Now, it was time to check out S Pen. S Pen is literally what defines the ‘Note’ category; without the S Pen, the device isn’t allowed to have the word ‘Note’ in its name. The blog has emphasized the role S Pen has played in terms of overall user experience of a mobile device with larger screen.
It has been stated that quantitatively, the S Pen improved the sensitivity level from 1024 to 2048 and qualitatively, it has enhanced the S Pen to deliver improved touch and feel experience and can distinguish the slightest nuances in writing and press sensitivity. But the very first thing I wanted to find out was, would S Pen recognize my ugly hand writing as well?
Oh, yes, it did.
My curiosity satisfied, it was time to dig into the new S Note a bit more. There are several new features of the S Pen and S Note, but due to time constraints such as sleeping and eating, I decided to check out the feature that intrigued me the most: Photo Note.

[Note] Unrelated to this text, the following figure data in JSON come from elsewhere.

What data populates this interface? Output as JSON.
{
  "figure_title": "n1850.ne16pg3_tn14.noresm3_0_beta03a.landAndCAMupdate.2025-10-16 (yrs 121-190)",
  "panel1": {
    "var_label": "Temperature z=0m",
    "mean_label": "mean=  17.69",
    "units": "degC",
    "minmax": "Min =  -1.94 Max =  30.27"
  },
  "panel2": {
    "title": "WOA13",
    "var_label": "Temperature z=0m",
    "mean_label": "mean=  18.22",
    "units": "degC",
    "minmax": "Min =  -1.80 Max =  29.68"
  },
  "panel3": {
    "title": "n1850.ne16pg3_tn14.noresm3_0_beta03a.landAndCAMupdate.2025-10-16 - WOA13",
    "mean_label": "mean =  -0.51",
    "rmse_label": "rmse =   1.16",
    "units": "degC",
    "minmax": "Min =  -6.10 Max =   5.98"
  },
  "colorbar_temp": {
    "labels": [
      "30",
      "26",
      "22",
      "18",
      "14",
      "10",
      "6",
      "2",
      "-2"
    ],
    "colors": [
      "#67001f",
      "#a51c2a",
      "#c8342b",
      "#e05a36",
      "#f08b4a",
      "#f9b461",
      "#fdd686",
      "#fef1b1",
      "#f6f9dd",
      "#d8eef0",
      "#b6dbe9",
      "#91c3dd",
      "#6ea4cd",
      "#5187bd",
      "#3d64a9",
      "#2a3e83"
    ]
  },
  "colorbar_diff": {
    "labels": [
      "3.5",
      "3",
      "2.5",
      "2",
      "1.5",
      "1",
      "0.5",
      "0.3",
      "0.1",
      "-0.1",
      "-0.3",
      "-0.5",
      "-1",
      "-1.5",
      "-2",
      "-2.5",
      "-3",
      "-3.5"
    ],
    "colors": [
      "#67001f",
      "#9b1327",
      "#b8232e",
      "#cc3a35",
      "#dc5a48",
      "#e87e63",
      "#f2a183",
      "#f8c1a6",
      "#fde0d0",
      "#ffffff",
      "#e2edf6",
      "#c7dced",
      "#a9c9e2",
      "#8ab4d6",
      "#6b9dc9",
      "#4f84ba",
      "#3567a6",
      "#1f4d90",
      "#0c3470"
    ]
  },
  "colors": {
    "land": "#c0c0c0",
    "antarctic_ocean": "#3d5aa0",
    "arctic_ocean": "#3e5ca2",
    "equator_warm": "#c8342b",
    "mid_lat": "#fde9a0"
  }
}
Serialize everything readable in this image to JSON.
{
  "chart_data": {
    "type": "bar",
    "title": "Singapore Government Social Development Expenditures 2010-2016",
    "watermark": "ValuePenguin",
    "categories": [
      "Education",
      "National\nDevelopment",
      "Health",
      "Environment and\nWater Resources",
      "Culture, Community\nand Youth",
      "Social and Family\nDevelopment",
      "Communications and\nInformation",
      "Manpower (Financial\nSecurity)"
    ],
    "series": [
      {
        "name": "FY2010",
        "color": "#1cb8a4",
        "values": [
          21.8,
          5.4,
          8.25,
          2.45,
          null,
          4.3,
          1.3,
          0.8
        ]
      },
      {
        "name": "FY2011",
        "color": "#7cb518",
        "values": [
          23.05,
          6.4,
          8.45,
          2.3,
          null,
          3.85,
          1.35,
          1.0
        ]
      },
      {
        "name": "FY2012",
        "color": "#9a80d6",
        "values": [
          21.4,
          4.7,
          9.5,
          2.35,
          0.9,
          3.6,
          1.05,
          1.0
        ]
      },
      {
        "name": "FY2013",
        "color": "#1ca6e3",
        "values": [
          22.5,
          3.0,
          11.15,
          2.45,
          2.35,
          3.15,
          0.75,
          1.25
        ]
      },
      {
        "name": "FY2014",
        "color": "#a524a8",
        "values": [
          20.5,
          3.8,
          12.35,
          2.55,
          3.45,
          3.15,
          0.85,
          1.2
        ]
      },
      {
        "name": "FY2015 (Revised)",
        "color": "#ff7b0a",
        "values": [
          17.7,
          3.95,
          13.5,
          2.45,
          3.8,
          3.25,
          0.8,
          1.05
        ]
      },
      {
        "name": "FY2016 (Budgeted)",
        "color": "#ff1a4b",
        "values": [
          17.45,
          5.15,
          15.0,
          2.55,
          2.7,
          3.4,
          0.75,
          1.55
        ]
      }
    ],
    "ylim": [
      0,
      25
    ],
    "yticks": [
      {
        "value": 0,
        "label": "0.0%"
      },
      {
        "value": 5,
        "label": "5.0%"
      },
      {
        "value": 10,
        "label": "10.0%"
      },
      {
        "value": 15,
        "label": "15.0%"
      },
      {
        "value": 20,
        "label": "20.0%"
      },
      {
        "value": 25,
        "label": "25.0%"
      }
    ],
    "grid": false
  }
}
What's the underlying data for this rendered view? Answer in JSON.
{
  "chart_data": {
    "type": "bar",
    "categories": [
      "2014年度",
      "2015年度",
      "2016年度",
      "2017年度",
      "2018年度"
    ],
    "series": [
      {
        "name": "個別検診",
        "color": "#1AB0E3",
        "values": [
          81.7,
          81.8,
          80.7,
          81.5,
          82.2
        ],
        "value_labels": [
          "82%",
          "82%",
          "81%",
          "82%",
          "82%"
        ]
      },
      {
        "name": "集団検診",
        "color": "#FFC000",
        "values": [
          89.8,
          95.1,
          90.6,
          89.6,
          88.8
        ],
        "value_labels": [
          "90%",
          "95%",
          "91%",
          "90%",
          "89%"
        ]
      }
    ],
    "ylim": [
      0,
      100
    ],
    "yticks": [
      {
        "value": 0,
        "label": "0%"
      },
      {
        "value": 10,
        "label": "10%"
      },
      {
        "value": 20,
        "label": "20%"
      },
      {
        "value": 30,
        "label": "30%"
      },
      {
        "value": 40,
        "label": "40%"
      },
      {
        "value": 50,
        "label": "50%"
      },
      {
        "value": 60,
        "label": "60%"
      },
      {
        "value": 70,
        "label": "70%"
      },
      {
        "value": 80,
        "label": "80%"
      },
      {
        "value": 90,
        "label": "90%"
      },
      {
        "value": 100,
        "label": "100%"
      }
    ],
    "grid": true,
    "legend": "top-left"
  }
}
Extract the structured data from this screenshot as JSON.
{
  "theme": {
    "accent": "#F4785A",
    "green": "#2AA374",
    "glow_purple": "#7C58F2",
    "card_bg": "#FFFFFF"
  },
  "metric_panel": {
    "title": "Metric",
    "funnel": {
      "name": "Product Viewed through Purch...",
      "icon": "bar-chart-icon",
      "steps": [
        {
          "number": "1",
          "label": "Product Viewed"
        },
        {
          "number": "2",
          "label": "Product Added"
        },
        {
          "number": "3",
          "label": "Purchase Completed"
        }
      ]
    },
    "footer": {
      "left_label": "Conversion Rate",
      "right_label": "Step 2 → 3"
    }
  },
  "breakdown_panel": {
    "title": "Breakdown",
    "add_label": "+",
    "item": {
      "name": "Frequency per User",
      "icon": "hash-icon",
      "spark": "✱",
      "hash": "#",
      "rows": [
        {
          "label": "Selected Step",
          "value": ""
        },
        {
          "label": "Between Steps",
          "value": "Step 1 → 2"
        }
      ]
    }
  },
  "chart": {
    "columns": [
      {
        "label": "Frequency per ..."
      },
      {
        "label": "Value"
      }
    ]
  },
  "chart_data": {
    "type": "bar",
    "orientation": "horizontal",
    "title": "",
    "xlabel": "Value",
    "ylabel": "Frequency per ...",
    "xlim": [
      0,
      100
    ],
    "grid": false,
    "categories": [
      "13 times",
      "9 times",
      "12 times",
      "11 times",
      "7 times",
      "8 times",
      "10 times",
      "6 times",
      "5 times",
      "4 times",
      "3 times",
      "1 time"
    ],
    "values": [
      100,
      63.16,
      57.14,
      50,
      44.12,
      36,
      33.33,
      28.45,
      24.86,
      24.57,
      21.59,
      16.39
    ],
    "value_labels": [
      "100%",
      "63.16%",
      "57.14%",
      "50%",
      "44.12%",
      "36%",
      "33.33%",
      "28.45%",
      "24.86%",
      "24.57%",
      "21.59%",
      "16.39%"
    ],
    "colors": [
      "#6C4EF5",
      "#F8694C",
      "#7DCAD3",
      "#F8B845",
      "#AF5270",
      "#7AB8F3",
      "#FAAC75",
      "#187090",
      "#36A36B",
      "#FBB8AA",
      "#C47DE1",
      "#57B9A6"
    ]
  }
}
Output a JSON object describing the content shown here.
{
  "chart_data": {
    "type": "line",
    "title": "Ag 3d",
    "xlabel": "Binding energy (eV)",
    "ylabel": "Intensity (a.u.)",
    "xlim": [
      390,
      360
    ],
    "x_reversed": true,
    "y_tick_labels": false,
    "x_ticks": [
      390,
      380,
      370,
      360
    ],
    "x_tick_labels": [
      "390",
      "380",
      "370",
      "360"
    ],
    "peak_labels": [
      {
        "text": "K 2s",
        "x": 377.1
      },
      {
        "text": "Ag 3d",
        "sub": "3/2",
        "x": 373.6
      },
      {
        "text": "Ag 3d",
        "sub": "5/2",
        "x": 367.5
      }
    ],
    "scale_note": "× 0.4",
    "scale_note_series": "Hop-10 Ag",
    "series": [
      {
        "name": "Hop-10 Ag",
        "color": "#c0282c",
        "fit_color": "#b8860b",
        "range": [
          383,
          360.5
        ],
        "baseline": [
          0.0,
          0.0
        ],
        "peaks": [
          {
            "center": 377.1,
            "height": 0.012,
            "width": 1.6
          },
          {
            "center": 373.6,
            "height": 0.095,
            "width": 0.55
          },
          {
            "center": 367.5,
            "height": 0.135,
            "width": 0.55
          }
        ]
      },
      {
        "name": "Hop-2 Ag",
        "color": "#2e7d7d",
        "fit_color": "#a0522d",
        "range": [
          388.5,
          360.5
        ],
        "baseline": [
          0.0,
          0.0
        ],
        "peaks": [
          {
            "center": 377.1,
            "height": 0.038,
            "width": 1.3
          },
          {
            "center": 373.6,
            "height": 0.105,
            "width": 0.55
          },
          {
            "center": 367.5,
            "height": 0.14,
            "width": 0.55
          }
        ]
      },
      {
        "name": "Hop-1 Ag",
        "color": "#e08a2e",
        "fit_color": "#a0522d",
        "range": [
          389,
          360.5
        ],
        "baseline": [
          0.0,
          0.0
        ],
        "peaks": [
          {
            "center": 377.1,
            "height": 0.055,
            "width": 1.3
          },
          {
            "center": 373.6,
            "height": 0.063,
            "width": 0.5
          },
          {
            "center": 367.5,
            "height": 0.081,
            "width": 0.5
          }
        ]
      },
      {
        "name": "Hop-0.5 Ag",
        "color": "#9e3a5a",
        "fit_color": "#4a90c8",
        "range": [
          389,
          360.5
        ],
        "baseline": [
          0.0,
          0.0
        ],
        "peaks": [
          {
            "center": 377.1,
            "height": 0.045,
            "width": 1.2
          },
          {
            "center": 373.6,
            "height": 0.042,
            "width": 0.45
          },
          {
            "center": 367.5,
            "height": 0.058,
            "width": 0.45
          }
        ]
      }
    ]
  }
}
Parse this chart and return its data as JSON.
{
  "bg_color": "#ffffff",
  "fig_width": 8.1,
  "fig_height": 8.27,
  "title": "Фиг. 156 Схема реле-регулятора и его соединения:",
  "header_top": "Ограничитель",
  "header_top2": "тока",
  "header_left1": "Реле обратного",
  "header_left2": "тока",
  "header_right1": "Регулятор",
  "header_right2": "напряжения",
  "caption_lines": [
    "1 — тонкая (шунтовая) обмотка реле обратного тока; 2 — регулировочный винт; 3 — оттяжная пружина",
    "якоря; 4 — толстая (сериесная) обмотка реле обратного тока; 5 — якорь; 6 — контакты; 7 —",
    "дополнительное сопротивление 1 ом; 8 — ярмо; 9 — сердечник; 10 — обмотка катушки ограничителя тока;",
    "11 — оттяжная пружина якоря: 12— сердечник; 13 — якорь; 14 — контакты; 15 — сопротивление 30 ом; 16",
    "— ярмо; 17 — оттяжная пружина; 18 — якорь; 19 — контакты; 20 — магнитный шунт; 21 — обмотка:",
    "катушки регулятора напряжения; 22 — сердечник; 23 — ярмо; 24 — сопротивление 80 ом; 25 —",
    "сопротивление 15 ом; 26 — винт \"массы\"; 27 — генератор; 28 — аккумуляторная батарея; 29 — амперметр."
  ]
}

The Photo Note feature lets you take a picture of your notes that contain both text and pictures, and convert them to an S Note, allowing you to capture your thoughts with your voice without having to write anything down. Oh, yeah really? Let’s see if that magic can actually happen.
Yeah, it works like magic.
Speaking of magic, have you heard about the multi window feature? With the large screen and the specifications that the Galaxy Note 4 has, it would be a shame if it could not do multiple things at once. So once again…
As you can see, this feature is pretty straight forward. While running an app, just drag down a corner to re-size it into a pop up. (A tip here: A top-down swipe will pull down your notifications. Start from the bezel and you won’t have to struggle not to drag down the notifications instead.) You can resize it, place it anywhere and it will stay. You can also bring recently used apps onto the screen as a popup window.
So that is it for the unofficial review of the Galaxy Note 4. There are so many things that I couldn’t cover, such as various other S Pen features, the Adaptive Fast Charge and more. However, my team at Samsung Tomorrow is currently working to bring you more on the new Galaxy Note 4. So if you have anything you want to know more in detail, leave a comment below to let us know. Thanks for reading, and try to get your own hands on the Galaxy Note 4 – it’s awesome.
*All functionality features, specifications and other product information provided in this document including, but not limited to, the benefits, design, pricing, components, performance, availability, and capabilities of the product are subject to change without notice or obligation.